I have suggested that the United States could benefit from the policies of CMEs, specifically Japan, in part, because of the above-discussed institutional and historical variables. With the aversion to direct income transfers, the absence of left-party power, the institutional arrangements, and the historical legacy of the Reagan administration as context, there is seemingly little hope for a transition to a more social democratic regime. However, coordination among firms, specifically, coordination that is not market-driven, and between firms and the state could produce an economy that is better able to weather the current financial crisis. Germany, one of the archetypal CMEs, has been able to keep unemployment rates low during the global recession because of coordination between firms, labor, and the state. The United States, with its proportionately small level of tax revenue, could at the very least begin to provide succor to the many unemployed and underemployed by facilitating coordination between firms and between firms and the state to reduce unemployment and concomitantly increase demand. As Esping-Andersen, Pierson, and Estevez-Abe all assert, welfare regimes cannot simply be measured by their social expenditures. There are a variety of mechanisms for the United States to utilize that could expand its welfare state without direct income transfers. Path-dependency arguments would posit that unless the exit costs of discarding our current welfare regime are low enough to supersede the increasing returns the current system provides there is unlikely to be any fundamental change.  Surveying the current political climate, with the Occupy Wall Street movement in mind, I am dubious that the United States will adopt even limited functional equivalency policies or adopt the policies of CMEs.

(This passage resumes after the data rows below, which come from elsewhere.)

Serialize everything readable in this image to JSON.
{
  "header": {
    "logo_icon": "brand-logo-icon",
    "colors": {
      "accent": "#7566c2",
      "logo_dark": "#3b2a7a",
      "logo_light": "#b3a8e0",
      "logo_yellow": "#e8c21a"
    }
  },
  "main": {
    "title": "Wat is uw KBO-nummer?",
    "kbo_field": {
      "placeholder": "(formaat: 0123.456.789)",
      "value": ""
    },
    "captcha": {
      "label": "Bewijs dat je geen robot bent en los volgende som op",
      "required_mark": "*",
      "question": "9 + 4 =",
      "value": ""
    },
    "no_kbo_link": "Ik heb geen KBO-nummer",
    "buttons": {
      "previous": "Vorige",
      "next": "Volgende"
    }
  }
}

Estevez-Abe’s analysis of the welfare regime in Japan provides specific examples of successful CME policy that could help the United States’ lethargic economy and perhaps militate for the de-commodification process of American workers. In conclusion, I would argue that despite the seemingly evident benefits some of these policies would bring, they are unlikely to be adopted. With Pierson’s path-dependency in mind, the U.S. will need an even deeper economic crisis for there to be any sort of fundamental reorientation of welfare policy. In the meantime, the structural, historical, and institutional variables point to a continued attenuation of the U.S. welfare regime.